Header Image

Table of Contents

Project Overview

Using AI to predict the outcomes of NBA games.

This project aims to streamline the process of predicting NBA game outcomes by focusing on advanced AI prediction models rather than extensive data collection and management. Unlike my previous project, NBA Betting, which aimed to create a comprehensive feature set for predicting NBA games through extensive data collection, this project simplifies the process. While the previous approach benefited from various industry-derived metrics, the cost and complexity of managing the data collection were too high. This project focuses on a core data set, such as play-by-play data, and leverages deep learning and GenAI to predict game outcomes.

Current State

The project is in active development with a complete data collection pipeline and basic prediction engines. The current system processes multiple seasons of data with a complete PBP → GameStates → Features → Predictions pipeline. The web app provides a simple interface for displaying games with current scores and predictions.

Project Flowchart

The project is built around a few key components:

Future Goals

Foundational Model Outline
  1. Data Sourcing: Focus on a minimal number of data sources that fundamentally describe basketball. Currently, we use play-by-play data from the NBA API. In the future, incorporating video and tracking data would be interesting, though these require considerably more resources and access.
  2. Prediction Engine: This is the core of the project and the current development focus. The current prediction engine options will be replaced with a DL and GenAI-based engine, allowing for decreased data parsing and feature engineering while also scaling to predict more complex outcomes, including individual player performance.
  3. Data Storage: Future data storage will more seamlessly integrate with the prediction engine. The storage requirements will combine the current SQL-based data used for the API and web app with more advanced vector-based storage for RAG-based GenAI models.
  4. Web App: This is the project's front end, displaying the games for the selected date along with current scores and predictions. The interface will remain simple while usability is gradually improved. A separate GenAI chat will be added in the future to allow users to interact with the prediction engine and modify individual predictions based on their preferences.

Guiding Principles

Project Guiding Principles

Web App

Web App Home Page Web App Game Details

Prediction Engines

Currently, there are a few basic prediction engines used to predict the outcomes of NBA games. These serve as placeholders for the more advanced DL and GenAI engines that will be implemented in the future. The current engines make pre-game predictions for home and away scores using ML models. These predictions are then used to calculate the win percentage and margin for the home team. Updated (after game start) predictions are based on a combination of the current game score, time remaining, and the pre-game predictions.

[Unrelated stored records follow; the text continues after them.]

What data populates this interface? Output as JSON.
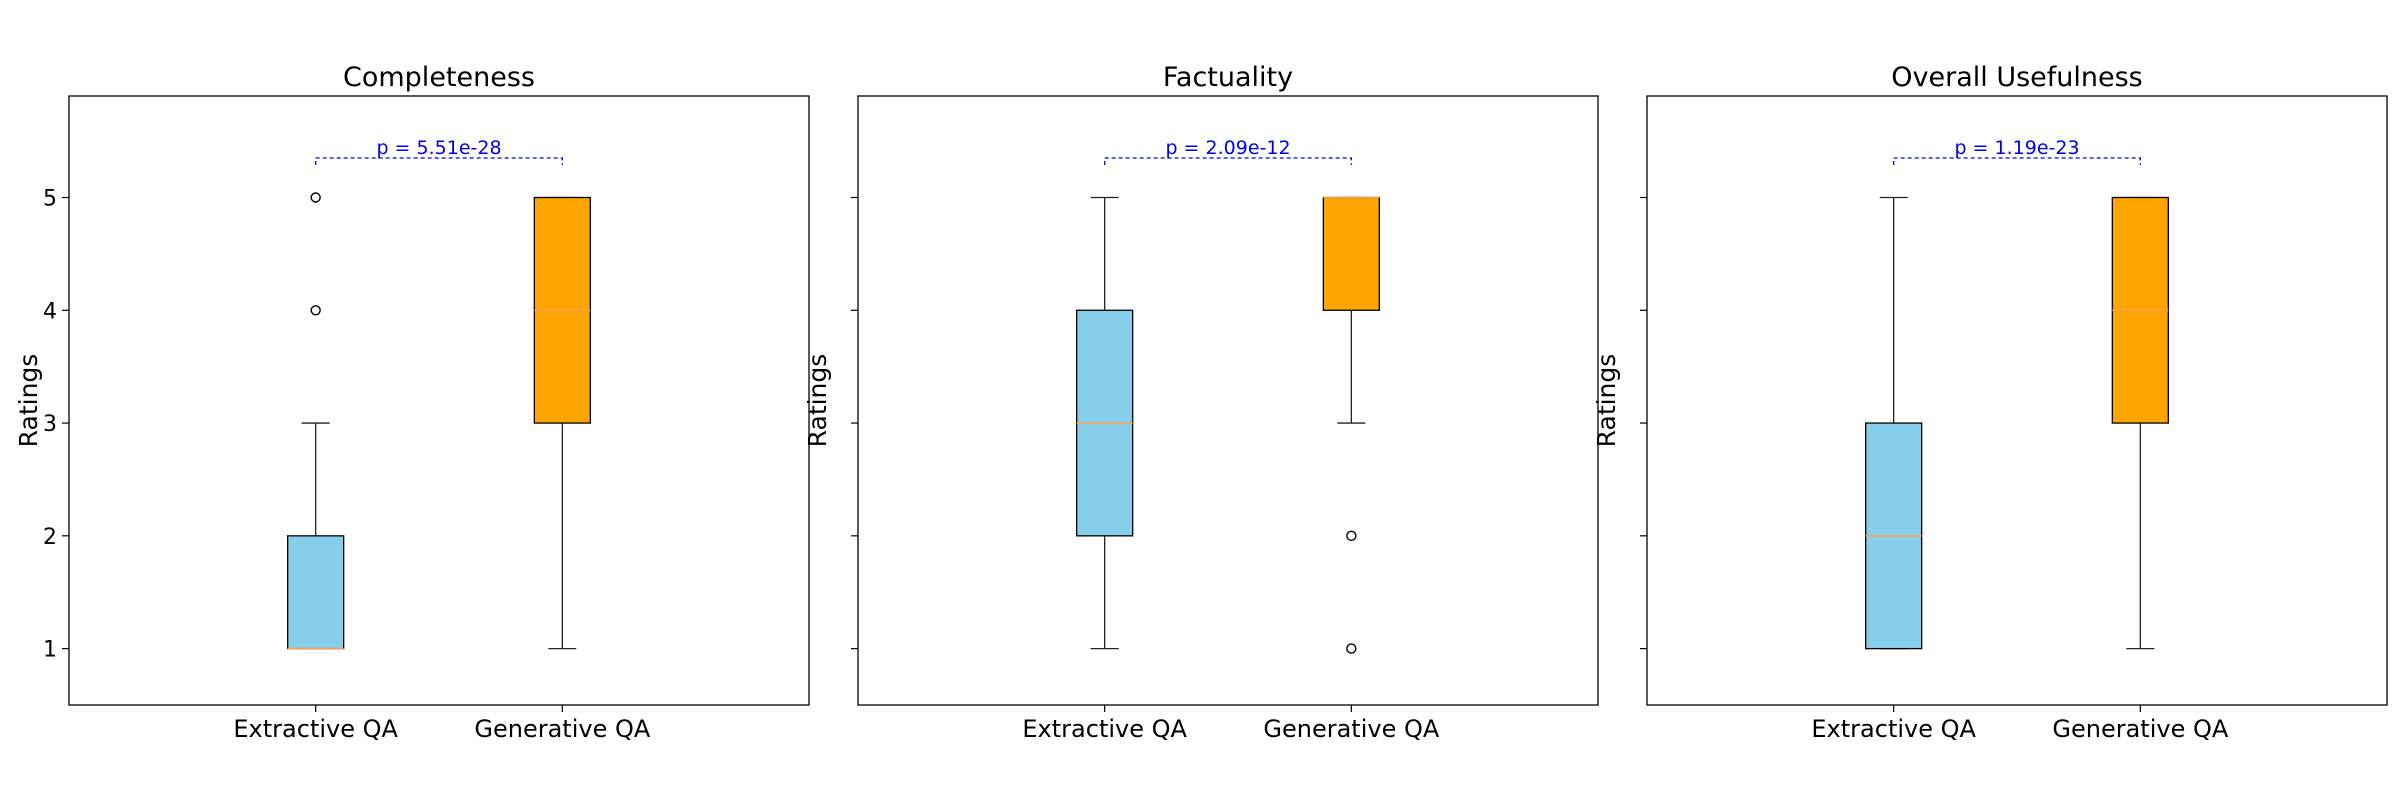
{
  "chart_data": [
    {
      "type": "box",
      "title": "Completeness",
      "xlabel": "",
      "ylabel": "Ratings",
      "categories": [
        "Extractive QA",
        "Generative QA"
      ],
      "ylim": [
        0.5,
        5.9
      ],
      "yticks": [
        1,
        2,
        3,
        4,
        5
      ],
      "yticklabels": [
        "1",
        "2",
        "3",
        "4",
        "5"
      ],
      "boxes": [
        {
          "name": "Extractive QA",
          "color": "#87CEEB",
          "whisker_low": 1,
          "q1": 1,
          "median": 1,
          "q3": 2,
          "whisker_high": 3,
          "outliers": [
            4,
            5
          ]
        },
        {
          "name": "Generative QA",
          "color": "#FFA500",
          "whisker_low": 1,
          "q1": 3,
          "median": 4,
          "q3": 5,
          "whisker_high": 5,
          "outliers": []
        }
      ],
      "p_value_label": "p = 5.51e-28",
      "p_bracket_y": 5.35
    },
    {
      "type": "box",
      "title": "Factuality",
      "xlabel": "",
      "ylabel": "Ratings",
      "categories": [
        "Extractive QA",
        "Generative QA"
      ],
      "ylim": [
        0.5,
        5.9
      ],
      "yticks": [
        1,
        2,
        3,
        4,
        5
      ],
      "yticklabels": [],
      "boxes": [
        {
          "name": "Extractive QA",
          "color": "#87CEEB",
          "whisker_low": 1,
          "q1": 2,
          "median": 3,
          "q3": 4,
          "whisker_high": 5,
          "outliers": []
        },
        {
          "name": "Generative QA",
          "color": "#FFA500",
          "whisker_low": 3,
          "q1": 4,
          "median": 5,
          "q3": 5,
          "whisker_high": 5,
          "outliers": [
            2,
            1
          ]
        }
      ],
      "p_value_label": "p = 2.09e-12",
      "p_bracket_y": 5.35
    },
    {
      "type": "box",
      "title": "Overall Usefulness",
      "xlabel": "",
      "ylabel": "Ratings",
      "categories": [
        "Extractive QA",
        "Generative QA"
      ],
      "ylim": [
        0.5,
        5.9
      ],
      "yticks": [
        1,
        2,
        3,
        4,
        5
      ],
      "yticklabels": [],
      "boxes": [
        {
          "name": "Extractive QA",
          "color": "#87CEEB",
          "whisker_low": 1,
          "q1": 1,
          "median": 2,
          "q3": 3,
          "whisker_high": 5,
          "outliers": []
        },
        {
          "name": "Generative QA",
          "color": "#FFA500",
          "whisker_low": 1,
          "q1": 3,
          "median": 4,
          "q3": 5,
          "whisker_high": 5,
          "outliers": []
        }
      ],
      "p_value_label": "p = 1.19e-23",
      "p_bracket_y": 5.35
    }
  ],
  "style": {
    "median_color": "#F5A45A",
    "annotation_color": "#0000EE",
    "axis_color": "#000000",
    "whisker_color": "#222222"
  }
}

Current Prediction Engines

Performance Metrics

The current metrics are based on pre-game predictions for the home and away team scores, along with downstream metrics such as win percentage and margin. These simple predictors currently outperform the baseline predictor.

In the future, a more challenging baseline based on the Vegas spread will be added when the DL and GenAI models are implemented.

Prediction Engine Performance Metrics

Installation and Usage

Requirements

Installation

Clone the repository and run the automated setup:

git clone https://github.com/NBA-Betting/NBA_AI.git
cd NBA_AI
python setup.py

The setup script will:

  1. Create a virtual environment
  2. Install all dependencies
  3. Download the database and trained models from GitHub Releases
  4. Create your .env configuration file
  5. Verify the installation

Running the Web App

# Activate the virtual environment
source venv/bin/activate

# Start the web app
python start_app.py

Visit http://localhost:5000 to view games and predictions.

Command Line Options

# Use a specific predictor
python start_app.py --predictor=Tree

# Enable debug mode
python start_app.py --debug

# Set log level
python start_app.py --log_level=DEBUG

Available predictors: Baseline, Linear, Tree, MLP, Ensemble

Historical Data

The default setup downloads only the current season. A database with seasons 2023-2024 through 2025-2026 is available from GitHub Releases as NBA_AI_2023_2025.sqlite.

To use it, update your .env:

DATABASE_PATH=data/NBA_AI_2023_2025.sqlite

Usage Notes

api:
  valid_seasons:
    - "2023-2024"
    - "2024-2025"
    - "2025-2026"

Development Note

Development has been slower than expected as I've been focused on other projects. I'm now refocusing on NBA AI and will be more responsive to issues and messages. Thanks for your patience!